I recently read a great little story in the New York Times Magazine that was about Data. I believe Jake Halpern is going to release a book on this according to this amazon page. Now from what I can tell, the story is about the industry of data. I spent a few years on the outside of this looking in, and in a way I guess I spent more than a decade in Data.

Data trading is an interesting industry in which you would assume that you would find structure. What I can tell you is that the 'Data world' lacks structure in almost all ways. When reading the article I was thinking about structured vs unstructured data that individuals trade in. For example, lets take a persons' identity for a second. Here is an example of unstructured data:

  • Name (Casing is nOt SeNsiTiVe iS It?)
  • Address: How many ways can you have an address? Think about how may developers have created developments with the strangest of addresses?
  • Date of Birth: Pretty Standard and Straight Forward
  • Phone Number: Something with a ton of entropy right?

What about structured data?

  • U.S. Social Security Number: globally¬†available 'structured' Universal ID.
  • Health Record: Locally available (specific to the hospital or doctors office for example).

Consider however the problem that is described in the article above. When a person (identity) is asking for a loan or takes out an obligation on something such as a medical bill it is up to the 'debtee' and the 'debtor' to verify that the debt is 'factual'. But of course this type of data is completely unstructured. There is no structure to the following information:

  • Account Number: Locally significant number to the institution, which is problematic.
  • Name: Same as above, completely unstructured and not be used as any valid key data as it can be duplicated.
  • Address and Phone Numbers: High amount of entropy with individuals able to move and change numbers.
  • Social Security Number: The 'Actual' Key.
  • Amount 'owed'. : This is only available to the loan amount origination.
  • Amount 'collected'. : Unfortunately this is a tricky one, collected by who and 'settled' when? This is a problem area let's get back to this.

This unstructured data presents issues for people in say, the credit report agencies. For example, one someone (anyone really) puts a 'collection notice' in your name whats actually happening? Well in a relational database world there are two tables that are being joined. For example.

Table 1: Debt (Account Number (Key?), Balances of the Account, Identity of people (social?))

Table 2: Identity (Social Number (Key?), Name, Address, etc)

Table 3: Social <-> Account Number

This is really whats happening in a spreadsheet or in a database. The problem with this 'solution' involves the following scenario:

Debt Gets Sold (Charged off) -> Account gets purchased to someone in an auction -> Some of the accounts are settled, which is potentially a grossly inaccurate process -> Sold Again (Remaining accounts) -> Sold Again and Again -> Do the accounts get recollected?

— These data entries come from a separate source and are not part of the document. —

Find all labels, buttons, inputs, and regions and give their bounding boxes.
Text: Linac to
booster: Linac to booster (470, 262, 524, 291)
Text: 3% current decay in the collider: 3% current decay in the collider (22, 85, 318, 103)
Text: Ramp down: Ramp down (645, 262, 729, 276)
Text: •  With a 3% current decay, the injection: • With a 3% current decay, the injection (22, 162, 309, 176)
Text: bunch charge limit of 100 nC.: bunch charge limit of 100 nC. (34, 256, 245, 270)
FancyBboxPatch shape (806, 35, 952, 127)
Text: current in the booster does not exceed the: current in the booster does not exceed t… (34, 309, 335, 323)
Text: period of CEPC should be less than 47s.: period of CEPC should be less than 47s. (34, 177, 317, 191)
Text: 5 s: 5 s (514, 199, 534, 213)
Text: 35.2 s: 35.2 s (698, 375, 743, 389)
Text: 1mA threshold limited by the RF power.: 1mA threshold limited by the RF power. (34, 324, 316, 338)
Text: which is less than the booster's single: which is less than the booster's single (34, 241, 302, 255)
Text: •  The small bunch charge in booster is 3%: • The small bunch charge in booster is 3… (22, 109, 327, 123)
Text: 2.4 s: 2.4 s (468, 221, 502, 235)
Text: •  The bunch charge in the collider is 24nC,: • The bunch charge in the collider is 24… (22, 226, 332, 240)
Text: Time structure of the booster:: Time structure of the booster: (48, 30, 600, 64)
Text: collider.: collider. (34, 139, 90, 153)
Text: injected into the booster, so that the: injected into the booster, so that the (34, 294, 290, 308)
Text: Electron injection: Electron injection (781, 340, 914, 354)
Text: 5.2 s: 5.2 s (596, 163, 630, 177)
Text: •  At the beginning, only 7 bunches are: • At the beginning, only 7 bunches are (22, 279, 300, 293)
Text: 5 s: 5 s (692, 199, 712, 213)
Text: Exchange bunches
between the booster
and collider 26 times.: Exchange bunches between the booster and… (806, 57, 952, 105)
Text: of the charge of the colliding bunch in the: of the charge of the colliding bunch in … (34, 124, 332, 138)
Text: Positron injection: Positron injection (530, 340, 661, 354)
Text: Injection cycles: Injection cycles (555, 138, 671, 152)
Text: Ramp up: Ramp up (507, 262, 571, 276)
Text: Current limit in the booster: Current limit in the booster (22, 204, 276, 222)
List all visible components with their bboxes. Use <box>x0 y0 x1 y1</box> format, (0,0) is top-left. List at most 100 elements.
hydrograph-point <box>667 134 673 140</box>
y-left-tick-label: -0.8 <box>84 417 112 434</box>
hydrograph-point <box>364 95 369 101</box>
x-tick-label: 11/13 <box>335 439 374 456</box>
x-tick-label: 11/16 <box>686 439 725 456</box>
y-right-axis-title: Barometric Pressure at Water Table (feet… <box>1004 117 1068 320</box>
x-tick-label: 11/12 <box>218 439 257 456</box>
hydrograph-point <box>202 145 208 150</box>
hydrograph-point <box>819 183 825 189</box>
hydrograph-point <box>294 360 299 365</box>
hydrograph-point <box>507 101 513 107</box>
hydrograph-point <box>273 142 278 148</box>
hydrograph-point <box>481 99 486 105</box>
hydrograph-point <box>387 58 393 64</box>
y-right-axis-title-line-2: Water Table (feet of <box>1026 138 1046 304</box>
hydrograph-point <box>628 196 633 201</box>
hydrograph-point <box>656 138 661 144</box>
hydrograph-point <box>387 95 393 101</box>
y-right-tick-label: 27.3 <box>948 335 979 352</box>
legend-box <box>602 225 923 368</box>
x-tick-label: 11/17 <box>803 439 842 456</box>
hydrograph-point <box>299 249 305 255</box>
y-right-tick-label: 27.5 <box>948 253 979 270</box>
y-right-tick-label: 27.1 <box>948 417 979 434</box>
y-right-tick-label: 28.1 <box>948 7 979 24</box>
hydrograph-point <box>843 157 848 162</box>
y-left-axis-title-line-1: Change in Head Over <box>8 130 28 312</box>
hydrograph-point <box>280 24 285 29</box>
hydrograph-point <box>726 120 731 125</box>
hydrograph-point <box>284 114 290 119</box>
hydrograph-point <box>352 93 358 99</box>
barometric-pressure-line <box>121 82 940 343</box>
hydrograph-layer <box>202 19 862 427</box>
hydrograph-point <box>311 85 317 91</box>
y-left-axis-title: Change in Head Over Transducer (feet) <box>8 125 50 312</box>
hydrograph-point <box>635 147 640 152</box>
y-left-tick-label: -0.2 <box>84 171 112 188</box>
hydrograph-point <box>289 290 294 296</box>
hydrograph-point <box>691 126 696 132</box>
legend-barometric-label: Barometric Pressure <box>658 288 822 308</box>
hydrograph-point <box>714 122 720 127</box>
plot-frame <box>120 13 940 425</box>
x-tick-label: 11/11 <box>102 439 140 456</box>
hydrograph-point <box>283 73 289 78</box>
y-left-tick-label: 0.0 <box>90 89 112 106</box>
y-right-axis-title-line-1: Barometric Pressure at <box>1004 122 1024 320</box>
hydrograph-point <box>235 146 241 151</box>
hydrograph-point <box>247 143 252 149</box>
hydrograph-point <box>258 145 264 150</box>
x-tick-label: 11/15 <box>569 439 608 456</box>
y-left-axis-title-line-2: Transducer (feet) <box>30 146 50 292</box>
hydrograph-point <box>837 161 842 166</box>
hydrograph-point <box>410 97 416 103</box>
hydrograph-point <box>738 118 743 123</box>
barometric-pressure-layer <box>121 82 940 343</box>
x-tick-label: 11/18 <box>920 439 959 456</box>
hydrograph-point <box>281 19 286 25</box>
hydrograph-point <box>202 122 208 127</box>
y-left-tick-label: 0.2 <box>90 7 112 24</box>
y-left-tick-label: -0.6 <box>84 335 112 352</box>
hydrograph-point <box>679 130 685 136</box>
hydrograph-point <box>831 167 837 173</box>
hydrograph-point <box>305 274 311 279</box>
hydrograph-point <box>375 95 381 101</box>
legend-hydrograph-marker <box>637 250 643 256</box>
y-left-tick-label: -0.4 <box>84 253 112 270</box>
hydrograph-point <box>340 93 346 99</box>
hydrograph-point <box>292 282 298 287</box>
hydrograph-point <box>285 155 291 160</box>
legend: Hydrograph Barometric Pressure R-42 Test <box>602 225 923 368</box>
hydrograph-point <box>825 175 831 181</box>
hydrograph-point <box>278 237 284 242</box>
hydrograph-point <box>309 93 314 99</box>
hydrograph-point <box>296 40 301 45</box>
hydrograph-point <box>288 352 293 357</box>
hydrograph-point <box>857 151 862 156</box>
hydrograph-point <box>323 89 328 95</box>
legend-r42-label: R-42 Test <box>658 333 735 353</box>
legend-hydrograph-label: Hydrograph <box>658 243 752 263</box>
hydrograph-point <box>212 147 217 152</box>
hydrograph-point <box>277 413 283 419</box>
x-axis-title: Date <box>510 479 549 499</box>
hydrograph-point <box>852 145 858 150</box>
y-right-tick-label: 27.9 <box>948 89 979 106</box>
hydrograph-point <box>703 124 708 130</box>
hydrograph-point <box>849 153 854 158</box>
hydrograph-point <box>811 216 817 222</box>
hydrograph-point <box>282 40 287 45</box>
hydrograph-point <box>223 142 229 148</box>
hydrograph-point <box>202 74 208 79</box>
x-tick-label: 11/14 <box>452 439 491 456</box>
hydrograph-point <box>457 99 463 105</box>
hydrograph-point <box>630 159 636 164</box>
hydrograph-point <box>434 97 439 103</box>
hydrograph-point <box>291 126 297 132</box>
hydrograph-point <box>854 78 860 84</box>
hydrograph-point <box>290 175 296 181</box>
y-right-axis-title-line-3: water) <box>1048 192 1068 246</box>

If the accounts get recollected and go into 'default again' the accused person has to provide 'proof' that they are already paid on the debt. Did they accurately pay? What if the systems that were used to collect where already breached? What if they had been sold twice? Does the person have to pay twice?

What is a solution here? Debt Exchanges. Unfortunately this probably has to go through a national clearing house in the same way all 'ACH's go through the Fed Reserve. For example some database that looks like this:

  • National Debt Loan Number:
  • Identified Lessor:
  • Identified Lessee:
  • SSN?:
  • Loan Origination:
  • Current Factual Balance:
  • Amount Already Collected:
  • Loan Owner:

This would be for example a way for debt collectors to buy in a fair marketplace with a national debt loan number. In essence what we are saying is one way to take unstructured data and make sense of it, is to massage it up front with a bit of 'pre-processing' in order to prevent a large amount of 'post-processing'.

Am I wrong? Can an argument be made against this? I welcome it!